What Would be the Ideal Design of a Clinical Trial for CMT1A

Designing an ideal clinical trial for Charcot-Marie-Tooth disease type 1A (CMT1A) presents significant challenges due to the limited understanding of the disease landscape. "How does the treatment work? How soon will the treatment work? Which biomarkers will be responsive? How will clinical outcome assessments and biomarkers perform longitudinally? We do not know!" said Dr. Vera Fridman, an Associate Professor in the Neuromuscular Section at the University of Colorado's Anschutz Medical Campus. At the 2024 Peripheral Nerve Society annual meeting in Montreal, Canada, Dr. Fridman discussed the complexities and opportunities in designing clinical trials for CMT1A.

"I want to focus on early phase studies, Phase I and II in adult participants of CMT1A and look at disease-modifying treatments, and we ultimately want to treat pediatric participants. The main goal for these early phase trials is to establish safety and motivate Phase III studies. Patient groups and companies want more proof of concept introduced in these early phase studies, and our goal is to build that in as much as we can, have readiness for Phase III, and move to pediatric patients sooner rather than later.," said Dr. Fridman. She stressed the importance of planning for unexpected outcomes and including mildly affected patients in trials to capture a comprehensive spectrum of the disease.

A significant risk is the potential for false negative results, particularly if treatment responses are delayed and do not manifest within the trial timeline. Other considerations noted by Dr. Fridman included the necessity of a data safety monitoring board, planning for patient exit interviews (assessing both their perceived progress and their feedback on the trial infrastructure), and committing to long-term follow-up of patients.

Biomarkers and clinical outcomes were a central focus of the talk. Promising tools for improving sensitivity in CMT1A clinical trials, especially in pediatric populations, include calf MRI and foot muscular fat fraction. Dr. Fridman highlighted the relevance of several biomarkers in trials: Peripheral myelin protein 22 (PMP22) transcript levels, Neurofilament light chain (NFL), calf and foot muscle MRI, and Transmembrane protease, serine 5. NFL is the most established plasma biomarker, reflecting axonal degeneration. However, using different assays across studies and a wide range of normal values for differentiating CMT1A patients from controls present challenges. NFL levels may drop over time, but whether this indicates a true treatment effect or natural fluctuations is unclear. Dr. Fridman suggested that NFL data needs to be batched from different time points using the same analysis to reduce analytical variability between studies. Similarly, PMP22 expression is heterogeneous, making normalization crucial for reliable signals. It is unknown how much reduction in PMP22 is clinically meaningful and needed for patient benefit. More data is needed to understand the relationship among treatment, biomarkers, and clinical outcomes.

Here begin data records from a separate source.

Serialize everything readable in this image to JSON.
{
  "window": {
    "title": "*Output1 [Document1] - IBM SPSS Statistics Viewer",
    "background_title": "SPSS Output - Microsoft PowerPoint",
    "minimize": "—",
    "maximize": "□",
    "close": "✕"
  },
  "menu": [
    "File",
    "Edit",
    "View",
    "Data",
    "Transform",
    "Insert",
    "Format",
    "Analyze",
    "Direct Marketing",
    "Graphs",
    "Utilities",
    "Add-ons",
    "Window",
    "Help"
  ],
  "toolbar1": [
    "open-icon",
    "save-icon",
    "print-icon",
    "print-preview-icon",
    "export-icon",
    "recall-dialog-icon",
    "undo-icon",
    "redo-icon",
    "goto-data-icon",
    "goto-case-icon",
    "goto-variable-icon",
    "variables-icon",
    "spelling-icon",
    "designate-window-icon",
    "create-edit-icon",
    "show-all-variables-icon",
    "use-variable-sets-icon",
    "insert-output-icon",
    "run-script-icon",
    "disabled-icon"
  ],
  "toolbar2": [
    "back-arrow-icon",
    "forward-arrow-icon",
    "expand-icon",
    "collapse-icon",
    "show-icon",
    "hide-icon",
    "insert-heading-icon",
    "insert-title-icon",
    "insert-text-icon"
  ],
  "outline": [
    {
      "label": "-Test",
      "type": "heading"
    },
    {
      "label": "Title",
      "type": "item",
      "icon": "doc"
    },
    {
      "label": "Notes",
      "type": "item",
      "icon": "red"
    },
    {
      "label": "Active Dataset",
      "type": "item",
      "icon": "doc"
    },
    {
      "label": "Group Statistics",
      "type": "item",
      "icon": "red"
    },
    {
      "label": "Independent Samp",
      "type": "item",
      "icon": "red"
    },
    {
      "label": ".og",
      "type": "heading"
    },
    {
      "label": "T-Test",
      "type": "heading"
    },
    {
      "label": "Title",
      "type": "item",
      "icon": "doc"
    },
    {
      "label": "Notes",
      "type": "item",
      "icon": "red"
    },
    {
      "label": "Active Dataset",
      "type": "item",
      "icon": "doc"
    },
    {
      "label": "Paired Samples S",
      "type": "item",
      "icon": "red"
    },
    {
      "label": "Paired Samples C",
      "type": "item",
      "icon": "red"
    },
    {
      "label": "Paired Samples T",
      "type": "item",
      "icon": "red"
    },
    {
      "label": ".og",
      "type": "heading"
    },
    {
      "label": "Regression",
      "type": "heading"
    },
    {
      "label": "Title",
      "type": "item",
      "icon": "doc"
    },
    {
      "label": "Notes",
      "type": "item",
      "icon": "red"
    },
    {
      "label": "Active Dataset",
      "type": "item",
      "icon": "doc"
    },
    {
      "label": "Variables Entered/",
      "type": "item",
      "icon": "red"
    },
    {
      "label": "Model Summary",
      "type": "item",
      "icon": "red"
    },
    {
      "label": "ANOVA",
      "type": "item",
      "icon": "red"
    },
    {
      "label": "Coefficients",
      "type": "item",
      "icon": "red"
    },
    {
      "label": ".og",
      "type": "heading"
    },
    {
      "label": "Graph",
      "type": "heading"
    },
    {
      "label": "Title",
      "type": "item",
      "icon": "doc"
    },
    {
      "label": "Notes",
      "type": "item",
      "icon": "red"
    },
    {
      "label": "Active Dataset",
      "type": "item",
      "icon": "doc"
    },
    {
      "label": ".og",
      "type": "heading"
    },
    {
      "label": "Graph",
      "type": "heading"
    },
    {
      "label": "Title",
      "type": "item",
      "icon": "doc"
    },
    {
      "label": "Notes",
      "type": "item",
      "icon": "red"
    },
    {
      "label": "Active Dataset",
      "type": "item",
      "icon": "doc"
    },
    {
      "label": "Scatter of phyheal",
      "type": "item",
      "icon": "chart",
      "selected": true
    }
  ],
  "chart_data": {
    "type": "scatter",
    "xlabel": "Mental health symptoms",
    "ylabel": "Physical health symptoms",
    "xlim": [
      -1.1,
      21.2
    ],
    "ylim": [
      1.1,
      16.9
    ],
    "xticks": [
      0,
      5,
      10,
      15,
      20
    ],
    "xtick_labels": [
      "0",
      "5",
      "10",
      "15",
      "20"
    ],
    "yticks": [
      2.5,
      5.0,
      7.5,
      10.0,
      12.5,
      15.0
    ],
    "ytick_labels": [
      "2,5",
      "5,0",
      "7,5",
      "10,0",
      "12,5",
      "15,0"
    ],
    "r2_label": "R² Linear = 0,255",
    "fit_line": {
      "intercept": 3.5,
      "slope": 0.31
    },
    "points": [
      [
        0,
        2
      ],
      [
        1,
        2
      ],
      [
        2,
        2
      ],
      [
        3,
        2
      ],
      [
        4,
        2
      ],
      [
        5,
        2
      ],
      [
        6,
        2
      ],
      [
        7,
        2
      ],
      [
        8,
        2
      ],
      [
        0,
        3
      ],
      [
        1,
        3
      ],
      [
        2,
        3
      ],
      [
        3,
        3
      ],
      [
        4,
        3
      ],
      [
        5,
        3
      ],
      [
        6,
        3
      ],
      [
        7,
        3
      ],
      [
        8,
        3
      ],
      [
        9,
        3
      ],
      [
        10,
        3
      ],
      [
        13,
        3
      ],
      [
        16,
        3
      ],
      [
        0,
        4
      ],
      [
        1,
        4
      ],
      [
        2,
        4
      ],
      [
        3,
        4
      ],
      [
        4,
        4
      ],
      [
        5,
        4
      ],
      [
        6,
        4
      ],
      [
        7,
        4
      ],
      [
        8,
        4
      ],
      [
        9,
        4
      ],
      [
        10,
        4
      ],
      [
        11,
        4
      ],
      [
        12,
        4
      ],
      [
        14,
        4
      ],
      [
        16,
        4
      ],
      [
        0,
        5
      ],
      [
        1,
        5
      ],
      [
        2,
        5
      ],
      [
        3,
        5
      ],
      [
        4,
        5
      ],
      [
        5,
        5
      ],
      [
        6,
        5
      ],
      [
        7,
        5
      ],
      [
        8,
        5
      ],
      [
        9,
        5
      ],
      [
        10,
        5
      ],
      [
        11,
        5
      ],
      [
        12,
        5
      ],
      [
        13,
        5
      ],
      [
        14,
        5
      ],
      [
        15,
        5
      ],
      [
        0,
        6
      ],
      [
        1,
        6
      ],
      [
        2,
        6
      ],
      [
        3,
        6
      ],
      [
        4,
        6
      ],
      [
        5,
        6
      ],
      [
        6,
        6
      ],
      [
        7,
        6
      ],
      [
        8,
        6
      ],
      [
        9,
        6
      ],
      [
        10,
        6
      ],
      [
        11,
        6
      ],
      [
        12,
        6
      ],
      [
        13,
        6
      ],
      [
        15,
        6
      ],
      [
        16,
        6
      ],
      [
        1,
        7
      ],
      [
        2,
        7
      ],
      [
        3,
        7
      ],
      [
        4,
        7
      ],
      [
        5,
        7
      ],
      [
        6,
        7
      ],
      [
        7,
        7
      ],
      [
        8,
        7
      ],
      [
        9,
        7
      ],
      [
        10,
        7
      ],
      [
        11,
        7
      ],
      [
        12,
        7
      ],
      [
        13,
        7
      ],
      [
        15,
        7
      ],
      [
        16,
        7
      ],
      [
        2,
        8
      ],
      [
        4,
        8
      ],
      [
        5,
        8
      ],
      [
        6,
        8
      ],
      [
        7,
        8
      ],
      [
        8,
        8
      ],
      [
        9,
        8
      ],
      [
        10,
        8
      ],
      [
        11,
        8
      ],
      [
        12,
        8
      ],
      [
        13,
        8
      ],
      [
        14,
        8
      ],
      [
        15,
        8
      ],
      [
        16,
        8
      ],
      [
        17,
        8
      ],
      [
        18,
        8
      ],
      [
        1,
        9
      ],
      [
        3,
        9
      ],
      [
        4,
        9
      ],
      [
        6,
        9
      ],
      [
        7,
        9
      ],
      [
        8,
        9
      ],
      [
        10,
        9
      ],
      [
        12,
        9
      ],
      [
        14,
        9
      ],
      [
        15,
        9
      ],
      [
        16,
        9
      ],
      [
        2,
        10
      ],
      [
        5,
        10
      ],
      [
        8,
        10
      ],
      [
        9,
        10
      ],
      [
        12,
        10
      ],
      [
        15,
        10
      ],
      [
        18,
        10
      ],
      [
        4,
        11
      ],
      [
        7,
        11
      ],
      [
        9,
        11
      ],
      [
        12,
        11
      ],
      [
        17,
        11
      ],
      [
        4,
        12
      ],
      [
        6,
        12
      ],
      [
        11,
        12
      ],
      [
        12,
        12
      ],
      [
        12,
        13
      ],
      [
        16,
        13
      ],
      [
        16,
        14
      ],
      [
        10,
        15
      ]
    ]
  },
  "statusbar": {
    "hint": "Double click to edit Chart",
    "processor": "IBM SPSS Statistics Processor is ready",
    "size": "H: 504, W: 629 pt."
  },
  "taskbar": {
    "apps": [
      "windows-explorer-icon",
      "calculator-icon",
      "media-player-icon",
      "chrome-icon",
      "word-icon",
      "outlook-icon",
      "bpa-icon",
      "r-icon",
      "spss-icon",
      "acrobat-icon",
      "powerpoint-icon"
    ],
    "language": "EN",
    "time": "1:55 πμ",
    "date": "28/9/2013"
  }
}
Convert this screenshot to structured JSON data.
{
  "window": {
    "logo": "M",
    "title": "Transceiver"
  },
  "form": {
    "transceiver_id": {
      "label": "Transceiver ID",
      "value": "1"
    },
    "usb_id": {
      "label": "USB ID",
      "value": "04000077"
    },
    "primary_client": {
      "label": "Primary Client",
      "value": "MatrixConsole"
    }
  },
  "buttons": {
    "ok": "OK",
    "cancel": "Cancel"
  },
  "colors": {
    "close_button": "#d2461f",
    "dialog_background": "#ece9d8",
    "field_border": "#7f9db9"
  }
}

In summary, the ideal design for a CMT1A clinical trial should be inclusive, adaptive, and comprehensive, emphasizing biomarker validation and long-term patient follow-up. The insights gained from such trials could pave the way for effective therapeutic interventions for CMT1A and potentially other neurodegenerative diseases. Dr. Fridman proposed a maximalist approach for early-phase clinical trials. She concluded, "The goal of an ideal trial design is to be regret-free. We must keep our eyes open, take in who comes, and learn from the data."